Ich
mache
aus
Plastik
Heizöl

IT-Unternehmer Günther Bonin über seine maritime Müllabfuhr

Neue Wege gegen Plastik im Meer

Forscher*innen gehen davon aus, dass im Jahr 2050 mehr Plastikteile als Fische in unseren Ozeanen schwimmen werden. Dieses Plastik zersetzt sich im Laufe der Zeit in winzige Mikroteile, die über die Nahrung in unseren Körpern landen. Der Münchner IT-Unternehmer und passionierte Segler Günther Bonin gab sein altes Leben auf und gründete die Organisation „One Earth – One Ocean“. Sein Ziel: eine „maritime Müllabfuhr“, die Plastik aus dem Meer fischt. Seine Vision: mittelfristig das Plastik in Treibstoff für Schiffe umwandeln.


Plastik ist nur eine Facette eines noch größeren Problems

Birgit Klesper, bis Ende 2021 Senior Vice President, Group Corporate Responsibility & Sustainability bei der Deutschen Telekom, im Interview über Ressourcenschutz und Kreislaufwirtschaft

Frau Klesper, Plastik vergiftet die Ozeane – brauchen wir ein Umdenken?

Ja, definitiv.
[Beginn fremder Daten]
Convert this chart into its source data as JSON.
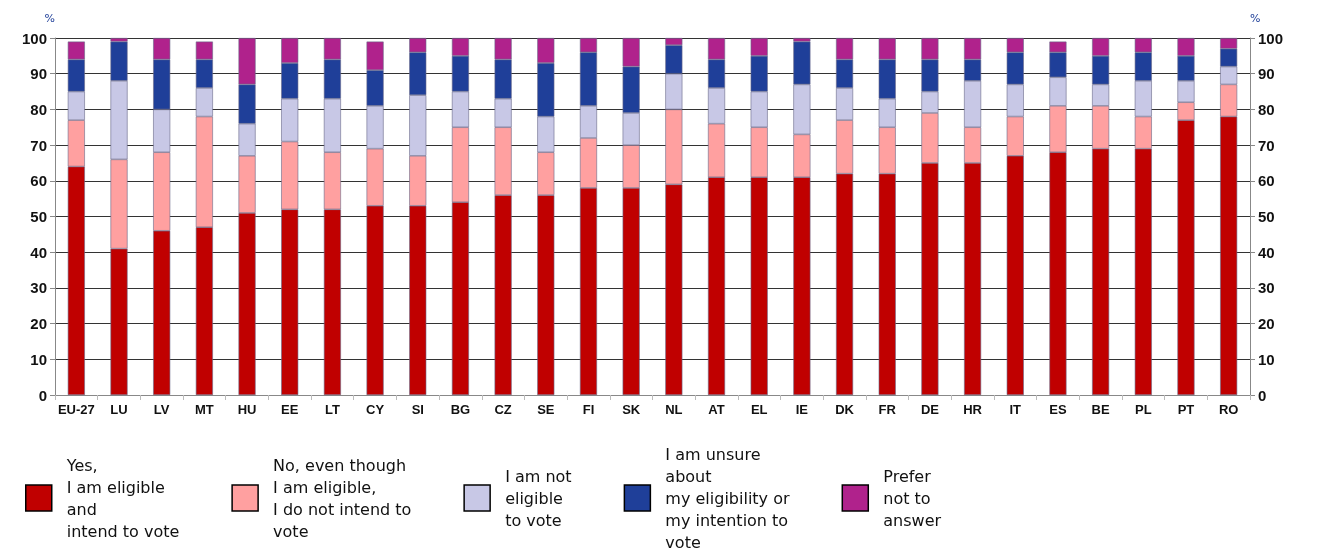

Wir müssen unseren Plastikkonsum kritisch hinterfragen. An vielen Stellen können wir auf Plastik verzichten und durch umweltfreundlichere Materialien ersetzen, bei der Verpackung zum Beispiel. Es gibt aber auch Einsatzszenarien, da lassen sich Kunststoffe zumindest noch nicht ersetzen, wie in der Medizin. Können wir auf den Einsatz von Plastik nicht verzichten, dann dürfen Abfälle auf keinen Fall in die Natur gelangen, sondern müssen fachgerecht entsorgt und recycelt werden. Plastik ist aber nur eine Facette eines noch größeren Problems. Wir müssen nicht nur im Zusammenhang mit Plastik, sondern auch in vielen anderen Bereichen das Bewusstsein für Ressourcenschonung schärfen.
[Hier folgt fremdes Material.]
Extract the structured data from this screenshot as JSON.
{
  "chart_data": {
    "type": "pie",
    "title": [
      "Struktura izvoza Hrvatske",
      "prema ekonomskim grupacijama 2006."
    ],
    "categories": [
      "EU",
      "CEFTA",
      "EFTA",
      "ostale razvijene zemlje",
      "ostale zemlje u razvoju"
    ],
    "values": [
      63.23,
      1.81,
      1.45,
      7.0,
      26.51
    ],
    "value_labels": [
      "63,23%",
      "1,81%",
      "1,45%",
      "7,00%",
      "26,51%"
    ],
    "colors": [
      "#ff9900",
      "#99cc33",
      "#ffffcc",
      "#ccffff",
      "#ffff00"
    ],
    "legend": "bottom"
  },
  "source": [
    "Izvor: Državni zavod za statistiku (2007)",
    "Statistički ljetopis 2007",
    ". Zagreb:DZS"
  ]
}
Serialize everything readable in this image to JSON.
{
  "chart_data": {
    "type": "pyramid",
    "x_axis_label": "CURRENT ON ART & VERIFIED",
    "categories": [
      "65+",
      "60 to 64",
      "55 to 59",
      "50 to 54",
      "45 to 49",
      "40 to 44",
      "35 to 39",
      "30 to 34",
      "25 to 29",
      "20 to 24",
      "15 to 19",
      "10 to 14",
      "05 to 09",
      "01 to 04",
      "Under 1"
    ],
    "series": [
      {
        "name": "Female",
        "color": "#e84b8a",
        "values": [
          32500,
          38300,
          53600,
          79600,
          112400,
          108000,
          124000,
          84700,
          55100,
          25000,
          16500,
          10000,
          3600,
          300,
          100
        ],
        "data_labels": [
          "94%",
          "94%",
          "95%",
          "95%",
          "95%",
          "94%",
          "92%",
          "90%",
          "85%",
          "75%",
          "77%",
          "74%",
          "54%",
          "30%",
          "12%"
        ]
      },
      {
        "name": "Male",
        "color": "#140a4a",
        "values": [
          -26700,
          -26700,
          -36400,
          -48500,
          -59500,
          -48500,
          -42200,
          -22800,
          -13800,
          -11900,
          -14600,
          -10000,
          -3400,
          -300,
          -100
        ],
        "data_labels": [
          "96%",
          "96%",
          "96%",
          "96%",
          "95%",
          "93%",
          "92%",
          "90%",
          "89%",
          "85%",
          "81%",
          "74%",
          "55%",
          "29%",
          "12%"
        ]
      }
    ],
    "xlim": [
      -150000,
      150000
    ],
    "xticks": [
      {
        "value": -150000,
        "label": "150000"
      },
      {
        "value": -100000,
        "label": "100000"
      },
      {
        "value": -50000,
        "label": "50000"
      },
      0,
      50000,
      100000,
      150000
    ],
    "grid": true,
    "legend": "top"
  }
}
Können Sie das näher erläutern?

Wir leben über unsere Verhältnisse! Alle natürlichen Ressourcen, die ab August verbraucht werden, kann unsere Erde in diesem Jahr nicht mehr natürlich regenerieren. Dass dies auf Dauer nicht gut gehen kann, liegt auf der Hand. Wir alle kennen Probleme wie Überfischung der Meere, Abholzung der Wälder, immer größere Abfallberge oder die Zunahme von CO2 in der Atmosphäre und damit einhergehende Naturkatastrophen. Wir müssen uns also dringend etwas einfallen lassen, wenn wir auf Dauer einen guten Lebensstil führen wollen, wir müssen weg von der Wegwerfgesellschaft, hin zu einer Kreislaufwirtschaft.

Was bedeutet denn Kreislaufwirtschaft?

In der Kreislaufwirtschaft sollen die eingesetzten Rohstoffe über den Lebenszyklus einer Ware oder eines Produkts hinaus wieder vollständig in den Produktionsprozess zurückgelangen. Eine wichtige Rolle spielen dabei die Wiederverwertung, Recycling, Reparieren, eine längere Nutzungsdauer oder auch das Teilen von Produkten. Wozu braucht jeder eine eigene Bohrmaschine, wenn sie die meiste Zeit ungenutzt im Keller liegt? Aber am Anfang muss natürlich eine ressourcenschonende Produktion stehen.

Sie fordern einen verantwortungsvollen Umgang mit Ressourcen – was kann dabei helfen?

Digitalisierung ist ein großer Hebel, um Ressourcen zu schonen. Wenn wir Urlaubsfotos nicht mehr auf der eigenen Festplatte speichern, sondern zum Beispiel in der MagentaCLOUD, dann braucht man keine Festplatte mehr. Und das heißt, wo keine Festplatte ist, werden keine Rohstoffe verbraucht, der Stromverbrauch reduziert sich und es entsteht natürlich auch kein Müll. Dematerialisierung ist hier das Schlagwort.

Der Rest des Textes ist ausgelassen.